Personal Chrome Extension · Built with Claude Code

Avails

Share your availability with anyone, even when you don't share a calendar.

Chrome Extension // Vanilla JS // Manifest V3 // Claude Code 5.0 on the Chrome Web Store

Avails makes scheduling easier when you and the other person don't share a calendar system like Google or Outlook. The first version is deliberately simple and fully manual. It opens a lightweight UI right over whatever web calendar you already use, so you can scan your week and mark the blocks you actually want to offer for the thing you're trying to schedule.

It's manual on purpose, because you know things your calendar doesn't. Your calendar shows a gap at 2:30, but you know the meeting before it is across town and you'll still be in traffic.
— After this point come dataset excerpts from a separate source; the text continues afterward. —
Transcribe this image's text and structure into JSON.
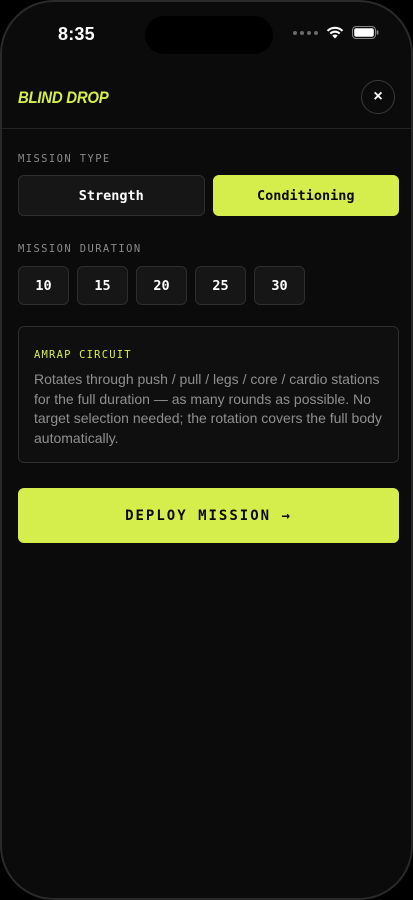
{
  "status_bar": {
    "time": "8:35"
  },
  "header": {
    "title": "BLIND DROP",
    "close_icon": "×"
  },
  "mission_type": {
    "label": "MISSION TYPE",
    "options": [
      "Strength",
      "Conditioning"
    ],
    "selected": "Conditioning"
  },
  "mission_duration": {
    "label": "MISSION DURATION",
    "options": [
      "10",
      "15",
      "20",
      "25",
      "30"
    ]
  },
  "info": {
    "title": "AMRAP CIRCUIT",
    "body": "Rotates through push / pull / legs / core / cardio stations for the full duration — as many rounds as possible. No target selection needed; the rotation covers the full body automatically."
  },
  "deploy": {
    "label": "DEPLOY MISSION →"
  },
  "colors": {
    "accent": "#d6ee4c",
    "background": "#0b0b0b",
    "surface": "#161616"
  }
}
Flip it around: that meeting is at home, so a dentist appointment downtown right afterward is impossible, it has to go later in the day. A shared-calendar tool can't see travel time or what a block really means. You can, at a glance.
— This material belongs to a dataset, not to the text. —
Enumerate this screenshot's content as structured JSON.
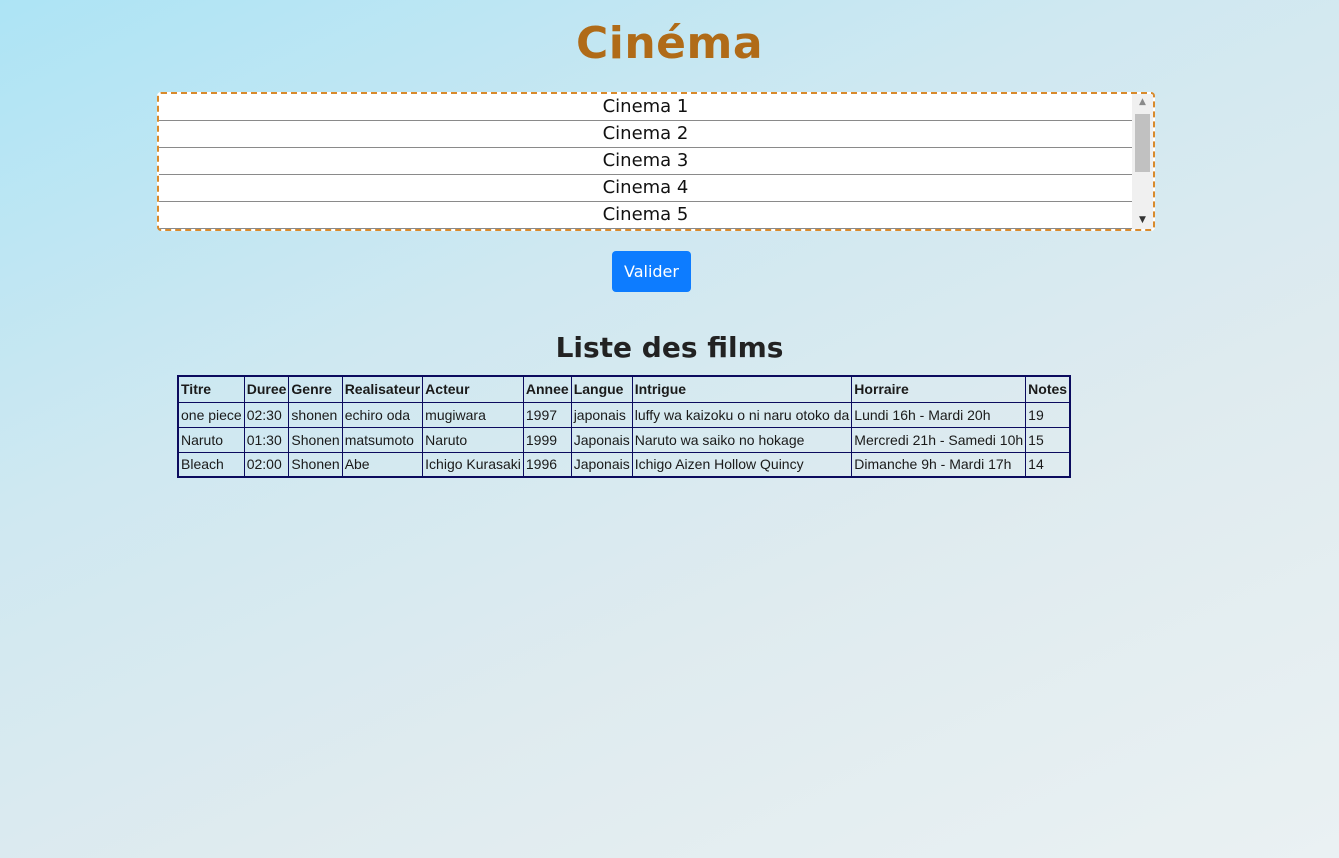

Someday I'd love this to be automatic, with AI that understands what each event actually is, what your days look like, where you want things to land before and after, and what needs travel time in between. For now, the point is to make the human version fast.

What it does

It streamlines that manual work in three ways:

Avails generating a schedule that converts 10 AM to 2 PM Central into 11 AM to 3 PM Eastern, with a Copy Schedule button.
The whole point: type your time once, and Avails writes it out in every timezone you need. One generated line reads:

Wed, Oct 29, 2025: 10 AM – 2 PM CDT / 11 AM – 3 PM ET

The Avails extension open, showing a timezone selector, Next 5 Days view, a row of dates to fill in, and additional timezone chips.
Set it up: pick your timezone, choose Next 5 Days, Next 10, or Custom, and add the timezones to convert into.
Avails showing a custom-date schedule converted across multiple timezones.
Custom dates too: the same conversion works for any set of dates, across as many timezones as you add.

How it's built

My standard path, from idea to the Web Store.

Built with vanilla JavaScript, Chrome Extensions Manifest V3, and the Chrome Side Panel API. No frameworks, no build step.

“I love this. It's simple, elegant, and exactly as advertised. Outline your availability and you get a nice, clean version of it to share.”

A five-star review on the Chrome Web Store.